Одновременно в том же номере журнала с опровержением Ушакова выступили М. С. Щепкин и П. С. Мочалов: «Мы, артисты императорского Московского театра, никогда не говорили г-ну В. У. и никому о неуважении нашем к замечаниям г-на Аксакова и просим его, В. У., не вмешивать нас в свои антикритики». Оба разъяснения – и Аксакова, и Щепкина с Мочаловым, – вместо того чтобы подвести черту под спором, дали повод к новому «завихрению». Тон полемики становился все более раздраженным и резким.

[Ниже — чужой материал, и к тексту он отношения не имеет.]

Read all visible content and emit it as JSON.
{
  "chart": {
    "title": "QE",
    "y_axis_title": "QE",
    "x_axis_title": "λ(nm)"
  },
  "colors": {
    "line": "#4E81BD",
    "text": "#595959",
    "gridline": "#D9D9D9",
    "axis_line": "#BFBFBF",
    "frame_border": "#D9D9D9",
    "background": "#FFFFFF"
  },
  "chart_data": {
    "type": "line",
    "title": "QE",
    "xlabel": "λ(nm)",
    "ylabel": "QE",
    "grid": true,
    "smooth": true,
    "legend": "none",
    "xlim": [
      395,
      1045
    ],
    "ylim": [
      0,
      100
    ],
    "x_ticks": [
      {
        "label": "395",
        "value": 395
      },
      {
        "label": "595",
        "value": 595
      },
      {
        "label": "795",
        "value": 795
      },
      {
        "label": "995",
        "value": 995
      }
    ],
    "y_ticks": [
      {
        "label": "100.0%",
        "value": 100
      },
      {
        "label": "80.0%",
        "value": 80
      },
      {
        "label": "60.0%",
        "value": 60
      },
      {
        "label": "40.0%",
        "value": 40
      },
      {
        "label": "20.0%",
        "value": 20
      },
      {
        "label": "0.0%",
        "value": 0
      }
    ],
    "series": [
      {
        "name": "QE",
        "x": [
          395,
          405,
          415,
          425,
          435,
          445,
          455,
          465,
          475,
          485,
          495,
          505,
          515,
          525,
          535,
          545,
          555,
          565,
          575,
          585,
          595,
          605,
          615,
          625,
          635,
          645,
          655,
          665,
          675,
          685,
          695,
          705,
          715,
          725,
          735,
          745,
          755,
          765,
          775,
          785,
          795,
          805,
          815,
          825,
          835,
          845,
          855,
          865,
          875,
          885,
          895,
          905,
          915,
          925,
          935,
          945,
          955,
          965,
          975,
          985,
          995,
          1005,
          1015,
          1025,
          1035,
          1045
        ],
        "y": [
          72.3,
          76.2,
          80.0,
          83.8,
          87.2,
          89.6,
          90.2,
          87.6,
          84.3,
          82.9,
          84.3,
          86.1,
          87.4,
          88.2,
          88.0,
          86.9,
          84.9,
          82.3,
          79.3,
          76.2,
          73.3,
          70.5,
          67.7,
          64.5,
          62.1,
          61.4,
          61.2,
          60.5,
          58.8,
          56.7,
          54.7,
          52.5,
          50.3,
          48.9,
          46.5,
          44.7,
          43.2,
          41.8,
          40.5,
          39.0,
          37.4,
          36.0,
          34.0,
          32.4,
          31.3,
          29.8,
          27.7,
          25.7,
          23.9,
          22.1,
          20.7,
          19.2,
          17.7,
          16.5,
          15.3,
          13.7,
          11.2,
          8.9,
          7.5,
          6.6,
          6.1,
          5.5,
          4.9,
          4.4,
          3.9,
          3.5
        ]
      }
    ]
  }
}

В «Ответе на ответ г-на С. Аксакова» («Московский телеграф», 1829, № 2) В. А. Ушаков продолжает доказывать, что его оппонент не должен выступать с литературными суждениями. «Посмотрим, на чем основаны ваши права. Вы перевели трагедию, которая при появлении в свет окунулась в Лету! Туда ей и дорога! Вы перетолмачили Мольерову „Школу мужей” такими виршами, каких и дедушка Тредьяковский не писывал – Давным-давно уже решено, что ваши переводы сатир Буало суть не что иное, как сатиры на бедного Буало… Ваши суждения о театре писаны без логики…»
В. Ушаков оставил в стороне перевод «Скупого»: возразить здесь было нечего. Но зато он буквально взял в оборот почти все написанное до сих пор Аксаковым: и трагедию «Филоктет», и комедию «Школа мужей», и перевод 8-й сатиры Буало «На человека», и театральную критику… Бил он наотмашь, со всей силой, поисками аргументов себя не затрудняя, да и какие могут быть аргументы, когда вся литературная деятельность человека перечеркивается беспощадно, от начала до конца.

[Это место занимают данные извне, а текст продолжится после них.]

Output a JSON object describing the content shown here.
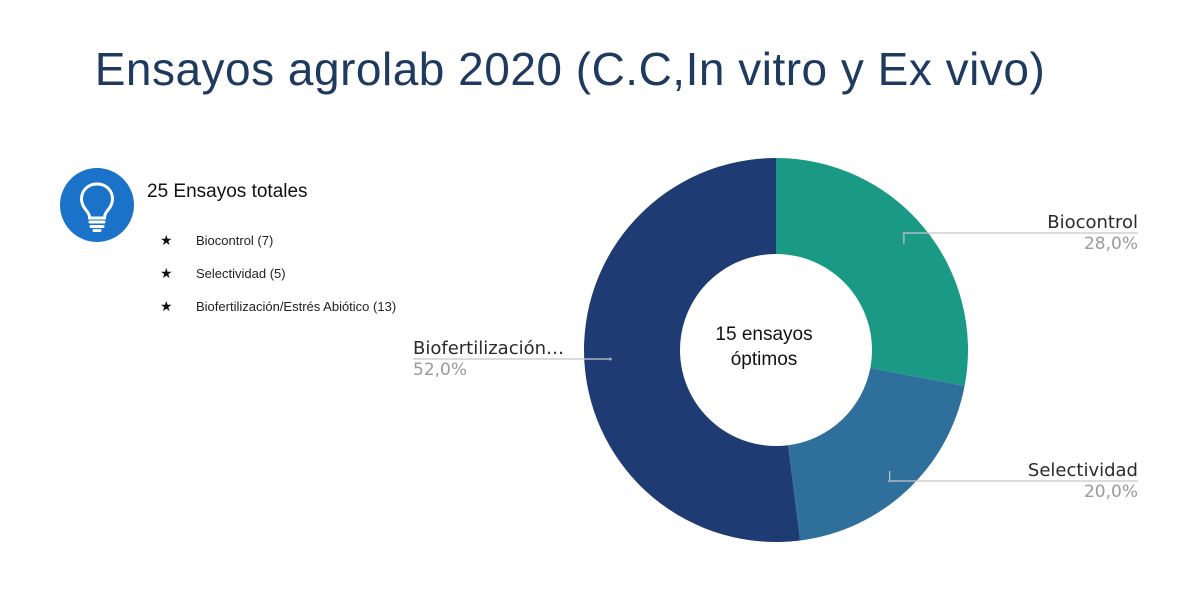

Аксаков решил ответить Ушакову и одновременно оборвать полемику. Это видно из названия его заметки: «Последний ответ г-ну под фирмою В. У.» («Галатея», 1829, № 9). Ответил Сергей Тимофеевич задиристо и резко. Он бил своего противника тем же оружием. Одновременно Аксаков опубликовал и «Ответ г-ну п. Полевому…». Решив поставить точку в полемике, Сергей Тимофеевич в торжественном тоне объявлял те «причины», которые заставляли его участвовать в споре. «Вот мои причины: может быть, г. Полевой хороший человек и хороший гражданин; я охотно этому верю. Будь он дурной писатель – никогда моя рука не поднялась бы против него; но лицо, представляемое им в нашей литературе, не только смешно, но и вредно… следовательно, обличать его в неправде и невежестве, унижать его литературное лицо – есть долг каждого любителя словесности».

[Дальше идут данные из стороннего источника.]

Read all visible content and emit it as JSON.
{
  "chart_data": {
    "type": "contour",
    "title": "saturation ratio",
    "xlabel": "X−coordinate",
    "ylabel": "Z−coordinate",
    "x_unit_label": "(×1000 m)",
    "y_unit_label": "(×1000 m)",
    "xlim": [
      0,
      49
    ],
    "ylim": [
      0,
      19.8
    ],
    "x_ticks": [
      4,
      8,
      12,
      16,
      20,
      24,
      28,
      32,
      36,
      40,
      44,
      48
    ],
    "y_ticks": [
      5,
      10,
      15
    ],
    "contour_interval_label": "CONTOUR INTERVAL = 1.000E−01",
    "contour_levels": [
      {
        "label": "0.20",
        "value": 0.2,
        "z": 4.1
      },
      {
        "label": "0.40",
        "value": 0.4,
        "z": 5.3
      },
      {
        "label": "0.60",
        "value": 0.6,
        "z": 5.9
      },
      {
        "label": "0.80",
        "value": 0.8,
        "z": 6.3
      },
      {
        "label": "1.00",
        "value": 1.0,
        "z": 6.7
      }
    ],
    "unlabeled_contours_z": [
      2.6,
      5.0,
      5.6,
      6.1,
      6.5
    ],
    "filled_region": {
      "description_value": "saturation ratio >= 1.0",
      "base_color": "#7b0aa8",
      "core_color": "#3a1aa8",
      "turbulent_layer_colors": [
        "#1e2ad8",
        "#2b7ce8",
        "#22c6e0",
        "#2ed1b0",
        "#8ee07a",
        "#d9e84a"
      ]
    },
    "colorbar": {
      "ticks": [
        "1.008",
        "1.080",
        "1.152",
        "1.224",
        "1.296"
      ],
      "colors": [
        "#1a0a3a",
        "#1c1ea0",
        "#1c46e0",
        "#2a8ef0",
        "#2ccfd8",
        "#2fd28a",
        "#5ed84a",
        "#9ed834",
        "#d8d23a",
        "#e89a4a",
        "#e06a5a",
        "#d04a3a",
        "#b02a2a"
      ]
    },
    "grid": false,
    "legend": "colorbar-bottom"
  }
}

Подводя итоги упомянутому полемическому эпизоду, мы должны отделить в нем существенное от второстепенного, принципиальное от случайного.
Как это часто водится, в споре замешалось немало раздражения и обиды; обе стороны прибегали к намекам приватного свойства, к аргументам, которые относятся не к существу дела, а к личности спорящего (их принято называть аргументами ad hominem, то есть «от человека»).
При этом надо отметить, что позиция Аксакова, несмотря на то что и он впадал в крайности, выглядела все же более достойной, чем, скажем, Ушакова: отвечал он сдержаннее и к сомнительным, закулисным фактам не прибегал.
Вместе с тем за личными, случайными нападками в споре просматриваются принципиальные расхождения, слышатся серьезные упреки. С одной стороны, Аксаков нападал на либерализм и верхоглядство; именно поэтому он вполне искренне считал унижение «литературного лица» Полевого своим прямым долгом. И если, борясь с «либерализмом» «Московского телеграфа», Аксаков выглядел не лучшим образом, так как оказывался в одном стане с рутинерами и староверами, то его критика «верхоглядства» Полевого имела свои оправдания.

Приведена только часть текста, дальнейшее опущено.